Recent developments, threats and levers for action

Recent developments

  • Japan remains more than 80% dependent on fossil fuels but renewable energy is catching up and accounted for 22% of Japan’s energy supplies in 2020.
  • The Sixth Strategic Energy Plan updated in Oct. 2021 has the target of energy mix for 2030 as: Renewable energy 36-38%, nuclear 20-22%, LNG 20%, coal 19%, oil 2%, hydrogen & ammonia 1%
  • Government agreed the packaged draft revision of several acts to accelerate decarbonization in March. That includes to categorize ammonia and hydrogen as “non fossil energy” and to promote CCUS. On the other hand, the government postpones the draft revision of the act for building efficiency regulation.
  • Clean Energy Strategy will be decided by cabinet to accelerate decarbonization in June. This will be another push for fossil based advanced technologies.
  • Carbon pricing discussion slows down due to the price hike of fossil fuel.
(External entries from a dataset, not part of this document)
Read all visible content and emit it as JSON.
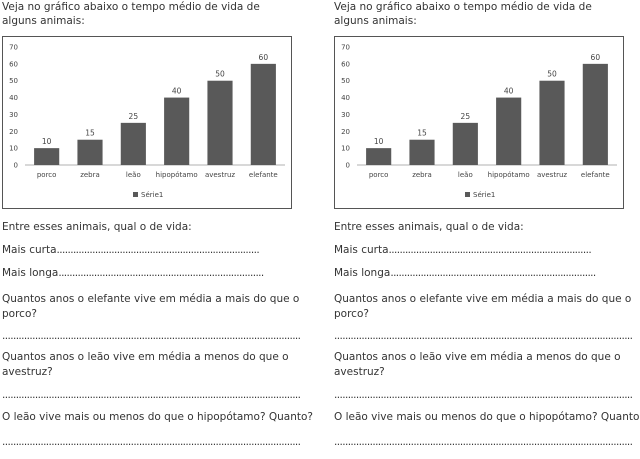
{
  "worksheet": {
    "intro": "Veja no gráfico abaixo o tempo médio de vida de alguns animais:",
    "q_title": "Entre esses animais, qual o de vida:",
    "q_short_label": "Mais curta",
    "q_short_fill": "..........................................................................",
    "q_long_label": "Mais longa",
    "q_long_fill": "...........................................................................",
    "q2": "Quantos anos o elefante vive em média a mais do que o porco?",
    "q3": "Quantos anos o leão vive em média a menos do que o avestruz?",
    "q4": "O leão vive mais ou menos do que o hipopótamo? Quanto?",
    "answer_line": "............................................................................................................................................"
  },
  "chart_data": {
    "type": "bar",
    "categories": [
      "porco",
      "zebra",
      "leão",
      "hipopótamo",
      "avestruz",
      "elefante"
    ],
    "series": [
      {
        "name": "Série1",
        "values": [
          10,
          15,
          25,
          40,
          50,
          60
        ]
      }
    ],
    "ylim": [
      0,
      70
    ],
    "yticks": [
      0,
      10,
      20,
      30,
      40,
      50,
      60,
      70
    ],
    "grid": false,
    "legend": "bottom",
    "bar_color": "#595959"
  }
}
The government is considering to introduce non-mandatory trading scheme.

Strengths

  • RE demands grow from business and local governments – aggregated demand could lead to cost reduction
  • With its high capacity and technologies, Japan is well placed to benefit from green transition if immediate actions are taken
  • Once the government set a target, industries and local governments follow

Opportunities

  • Japan has taken some commendable steps to green its financial system
  • Decarbonising transport requires a rapid transition from fossil fuel – Transport energy use is dominated by fossil fuels. The EV share in new car sales, which has been decreasing since 2017, is only 0.6%
  • Promotion of renewable energy capabilities – In 2020, Japan produced 32% of its electricity from coal, and another 36% from natural gas. While the country is planning to phase out old, inefficient coal-fired power plants by 2030, it also plans to build at least 10 GW of new coal-fired generation capacity, equal to about 22% of existing capacity, in the coming years. There will still be 50 units with a total capacity of 33 GW in 2030
  • Progressive business and investors voices growing
  • Local government voices growing
  • The public is feeling the changing climate and the associated risks

Weaknesses

  • Climate is very low on the political agenda
  • More emphasis towards future innovations and keeping the use of fossil fuel as core solution in achieving net zero by 2050
  • Small scale of public mobilization

Threats

  • ​Net zero language can be co-opted to enable utilization of fossil fuel ​
  • Too much reliance on unproven innovation and new technologies commercially available in the 2040s could delay much needed immediate transition ​
  • Continued strong support ​for​ ICE and hybrid cars

About Climate Diplomacy Snapshots

The data is clear. Accelerated and enhanced action is needed now to build resilience and avoid the worst impacts of climate change. As they seek to address the ongoing health, economic and social impacts of COVID-19, governments should seize opportunities to invest in a recovery that will build social, economic and climate resilience on the long-term.The Climate Diplomacy Snapshots aim to provide the climate community with a clear overview of what each country should do, on climate and recovery, to pursue these joint objectives and keep the global average temperature increase to 1.5°C. Each has been prepared with the help of national experts, and will be regularly updated. The snapshots aim to support climate advocacy in the lead up to COP26.